De argumenten kunnen in argumentatiebomen gevisualiseerd worden. Maak ter voorbereiding een argumentatiestructuur zo’n ‘boom’. Als je die goed doordenkt heb je een goede kapstok voor je betoog. Boven in de boom zet je je standpunt. Van daaruit lopen er verschillende ‘takken’ naar de argumenten die het standpunt onderbouwen. Kijk kritisch naar de formulering van het standpunt en de argumenten en beoordeel of het verband ertussen consistent en begrijpelijk is. Zo kun je veel kritische vragen of aanvallen op je argumentatie voor zijn. Argumentatiebomen van enkelvoudige, meervoudige en nevenschikkende en onderschikkende argumentaties zien er heel anders uit. Als de analyse is afgerond en het schema is opgesteld, kan begonnen worden met beoordeling van de kwaliteit van de argumentatie. Een argumentatie is deugdelijk wanneer ze aan drie eisen voldoet: o aanvaardbaarheid van de premissen o consistentie en geldigheid van de redenering o relevantie van de argumenten voor de conclusie Het is een goede oefening om de argumentatiestructuur van artikelen en hoofdstukken op te sporen. Zo kun je het betoog van de auteur beter beoordelen, kritischer worden en inspiratie opdoen voor het ontwikkelen van je eigen argumentatie.

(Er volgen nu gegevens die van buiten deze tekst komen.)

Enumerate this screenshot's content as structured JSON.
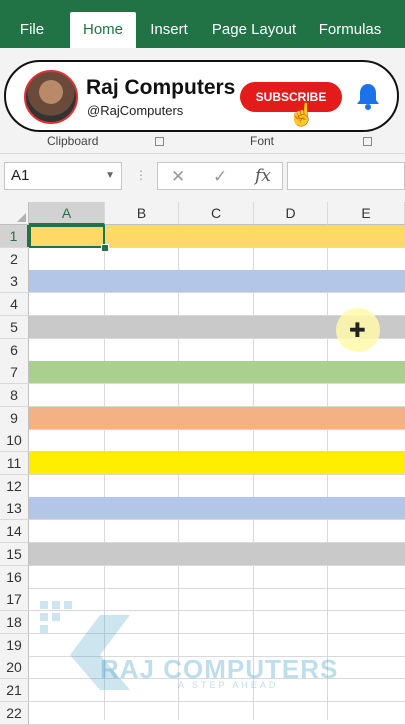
{
  "ribbon": {
    "tabs": [
      {
        "label": "File"
      },
      {
        "label": "Home"
      },
      {
        "label": "Insert"
      },
      {
        "label": "Page Layout"
      },
      {
        "label": "Formulas"
      }
    ],
    "active_tab": "Home",
    "group_labels": [
      "Clipboard",
      "Font"
    ]
  },
  "overlay": {
    "channel_name": "Raj Computers",
    "handle": "@RajComputers",
    "subscribe_label": "SUBSCRIBE"
  },
  "formula_bar": {
    "name_box": "A1",
    "formula": ""
  },
  "sheet": {
    "columns": [
      "A",
      "B",
      "C",
      "D",
      "E"
    ],
    "rows": [
      "1",
      "2",
      "3",
      "4",
      "5",
      "6",
      "7",
      "8",
      "9",
      "10",
      "11",
      "12",
      "13",
      "14",
      "15",
      "16",
      "17",
      "18",
      "19",
      "20",
      "21",
      "22"
    ],
    "row_fills": {
      "1": "#ffd966",
      "3": "#b4c6e7",
      "5": "#c9c9c9",
      "7": "#a9d08e",
      "9": "#f4b183",
      "11": "#ffee00",
      "13": "#b4c6e7",
      "15": "#c9c9c9"
    },
    "selected_cell": "A1"
  },
  "watermark": {
    "text": "RAJ COMPUTERS",
    "tagline": "A STEP AHEAD"
  },
  "colors": {
    "excel_green": "#217346"
  }
}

Leg de begrippen die je hanteert goed uit, vooral de vaktermen. Dat kan door ze binnen het kader van de theorie waaraan je ze ontleent toe te lichten. Het is belangrijk om wetenschappelijke begrippen te gebruiken zodat je je betoog kunt verbinden met gezichtspunten en gedachtegangen die in het vak gangbaar zijn. Als je de theorie van het vak beheerst kun je ook jargon vermijden. Je weet dan immers waar je het over hebt en strooit niet onnodig met moeilijke woorden. Titels en kopjes om je uiteenzetting te structuren en deze structuur te communiceren • Titels en kopjes moeten de inhoud (van de paper, respectievelijk van de paragraaf) dekken. Daarmee geven zij je tekst structuur. Zij moeten ook de aandacht van de lezer wekken (en dus motiverend werken). De belangrijkste trefwoorden uit een stuk komen vaak terug in de titel en de kopjes. • Het is gebruikelijk om de inleiding en de conclusie gewoon inleiding, respectievelijk conclusie te noemen. Je mag ze ook een inhoudelijke titel geven zolang duidelijk is wat de functie van de paragraaf is. Een samengesteld kopje mag ook: ‘Conclusie: drugshandel bedreigt cocateelt’. • Als je een hoofdtitel en een ondertitel gebruikt, dan is de hoofdtitel vaak motiverend (hij trekt de aandacht), terwijl de ondertitel structurerend is (hij legt uit waar de tekst over gaat). • Het is niet gebruikelijk om vragen als titel of kopjes te gebruiken. Probeer ook lange kopjes te vermijden. • Als je een hiërarchie tussen je kopjes aanbrengt (hoofdstukken, paragrafen, subparagrafen) dan moet dat duidelijk zijn door de layout. Je kunt de kopjes ook nummeren. Daarmee maak je de structuur nog duidelijker. Een paragraaf met een kopje dat begint met 3.2.1 is vanzelfsprekend een onderdeel van een paragraaf met een kopje dat begint met 3.2. Als de kopjes alleen qua lettertype verschillen kan dat verschil te onopvallend zijn en tot verwarring leiden.
10
•
Zorg voor een logische indeling. De titel van een hoofdstuk en die van een onderdeel daarvan mogen niet hetzelfde zijn. Als je de kopjes van hoofdstukken, paragrafen en subparagrafen achter elkaar leest (bijvoorbeeld in een inhoudsopgave), dan moet de grote lijn van je betoog zichtbaar worden.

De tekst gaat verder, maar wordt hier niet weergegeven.